Document Read Agent
Document Read Agent uses a large language model (LLM) to extract information from documents and outputs the results to files in the working folder. The GPT model analyzes text data in PDF files using text analysis, while the Gemini model treats all data in PDF files as images for analysis. If you're unfamiliar with how to prompt the language model to achieve task goals, use "Ask EMILY" to let the AI generate model-friendly goal prompts.

Parameters
API KEY - OpenAI or Google API key. Supports the %FILENAME% variable, or use the prepaid dedicated key %credit-key%.
- For OpenAI API Key, refer to Apply for OpenAI Key
- For Google API Key, refer to Apply for Gemini Key
MODEL - Currently supported models:
| Platform | Models | Pricing |
|---|---|---|
| OpenAI | gtp-5, gpt-5-mini, gpt-4.1, gpt-4.1-mini | OpenAI Website |
| gemini-3-pro, gemini-3-flash, gemini-2.5-pro, gemini-2.5-flash | Gemini Website |
PDF/DOCX/TXT/PNG/JPG/GOOGLEDOC - Input document file. Click "PICK" to select a file, or use the %FILENAME% variable. In addition to the listed document formats, Google Docs ID is also supported.
ADD PROMPT
Add a natural language prompt to tell the model what information to extract from the document. FILENAME specifies the file to write to in the working folder. PROMPT tells the model what information to extract from the document.

Example
Using TSMC's financial report as an example, the goal is to extract the revenue for Q1 of year 2025.
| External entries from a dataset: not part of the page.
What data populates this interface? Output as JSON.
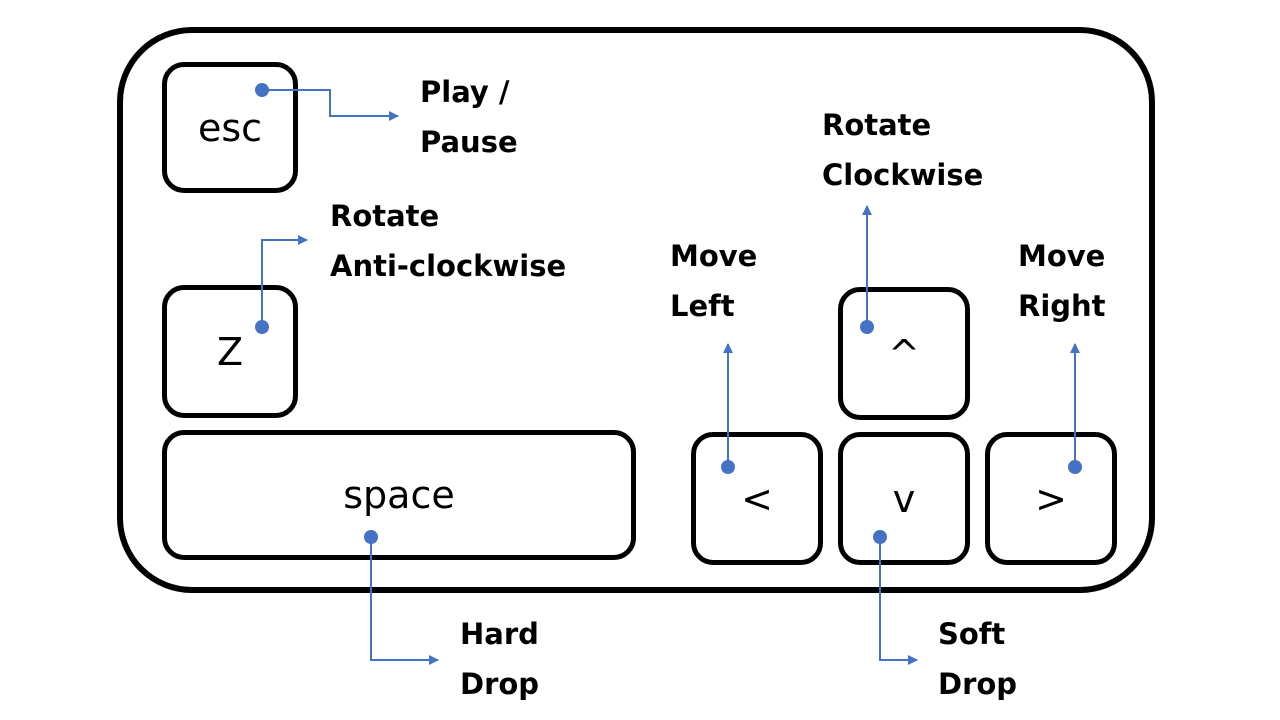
{
  "keys": {
    "esc": "esc",
    "z": "Z",
    "space": "space",
    "up": "^",
    "left": "<",
    "down": "v",
    "right": ">"
  },
  "labels": {
    "esc": [
      "Play /",
      "Pause"
    ],
    "z": [
      "Rotate",
      "Anti-clockwise"
    ],
    "up": [
      "Rotate",
      "Clockwise"
    ],
    "left": [
      "Move",
      "Left"
    ],
    "right": [
      "Move",
      "Right"
    ],
    "space": [
      "Hard",
      "Drop"
    ],
    "down": [
      "Soft",
      "Drop"
    ]
  },
  "colors": {
    "connector": "#4472C4",
    "key_border": "#000000",
    "text": "#000000"
  }
}
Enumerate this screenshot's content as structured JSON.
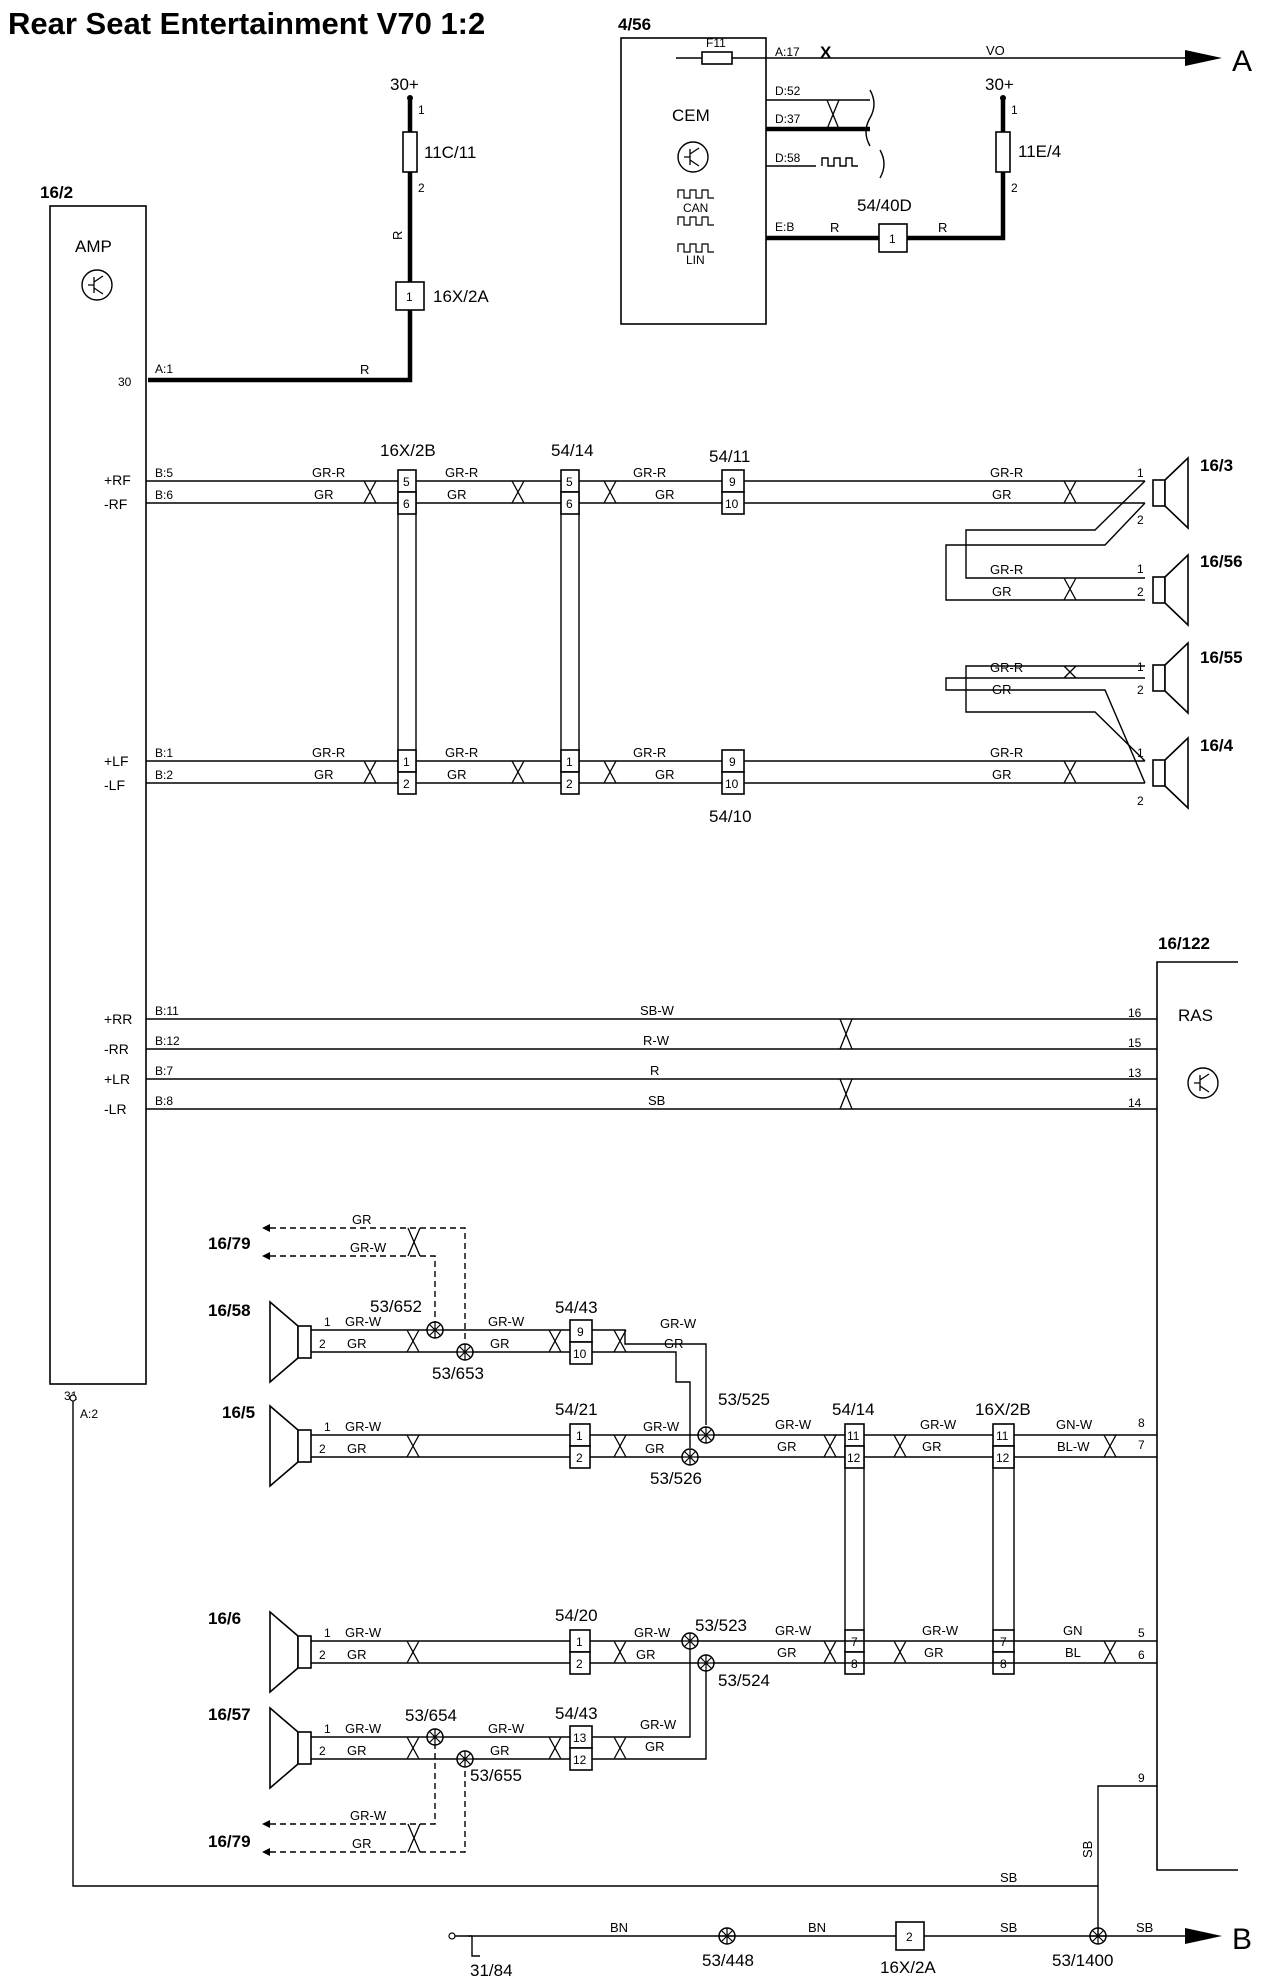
{
  "title": "Rear Seat Entertainment V70 1:2",
  "amp": {
    "id": "16/2",
    "name": "AMP",
    "pins": {
      "p30": "30",
      "p31": "31",
      "a1": "A:1",
      "a2": "A:2",
      "b5": "B:5",
      "b6": "B:6",
      "b1": "B:1",
      "b2": "B:2",
      "b11": "B:11",
      "b12": "B:12",
      "b7": "B:7",
      "b8": "B:8"
    },
    "signals": {
      "prf": "+RF",
      "mrf": "-RF",
      "plf": "+LF",
      "mlf": "-LF",
      "prr": "+RR",
      "mrr": "-RR",
      "plr": "+LR",
      "mlr": "-LR"
    }
  },
  "cem": {
    "id": "4/56",
    "name": "CEM",
    "fuse": "F11",
    "pins": {
      "a17": "A:17",
      "d52": "D:52",
      "d37": "D:37",
      "d58": "D:58",
      "eb": "E:B"
    },
    "can": "CAN",
    "lin": "LIN",
    "x": "X",
    "vo": "VO"
  },
  "ras": {
    "id": "16/122",
    "name": "RAS",
    "pins": [
      "16",
      "15",
      "13",
      "14",
      "8",
      "7",
      "5",
      "6",
      "9"
    ]
  },
  "supply": {
    "plus30": "30+",
    "fuse1": "11C/11",
    "fuse2": "11E/4",
    "pin1": "1",
    "pin2": "2"
  },
  "connectors": {
    "c16x2a": "16X/2A",
    "c16x2b": "16X/2B",
    "c5414": "54/14",
    "c5411": "54/11",
    "c5410": "54/10",
    "c5440d": "54/40D",
    "c5443": "54/43",
    "c5421": "54/21",
    "c5420": "54/20"
  },
  "splices": {
    "s53652": "53/652",
    "s53653": "53/653",
    "s53525": "53/525",
    "s53526": "53/526",
    "s53523": "53/523",
    "s53524": "53/524",
    "s53654": "53/654",
    "s53655": "53/655",
    "s53448": "53/448",
    "s531400": "53/1400"
  },
  "speakers": {
    "s163": "16/3",
    "s1656": "16/56",
    "s1655": "16/55",
    "s164": "16/4",
    "s1658": "16/58",
    "s165": "16/5",
    "s166": "16/6",
    "s1657": "16/57",
    "s1679": "16/79"
  },
  "colors": {
    "r": "R",
    "grr": "GR-R",
    "gr": "GR",
    "grw": "GR-W",
    "sbw": "SB-W",
    "rw": "R-W",
    "sb": "SB",
    "gnw": "GN-W",
    "blw": "BL-W",
    "gn": "GN",
    "bl": "BL",
    "bn": "BN"
  },
  "refs": {
    "a": "A",
    "b": "B"
  },
  "ground": "31/84",
  "cpins": {
    "n1": "1",
    "n2": "2",
    "n5": "5",
    "n6": "6",
    "n7": "7",
    "n8": "8",
    "n9": "9",
    "n10": "10",
    "n11": "11",
    "n12": "12",
    "n13": "13"
  }
}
For the Document Read Agent, select the model Google/gemini-2.5-flash and add a prompt with filename TSMC_2025Q1_Revenue and content: Extract the total revenue for TSMC in the first quarter of 2025(Q1 2025).

Finally, click "TEST" to try it out, then check whether the content of TSMC_2025Q1_Revenue.txt in the working folder is correct.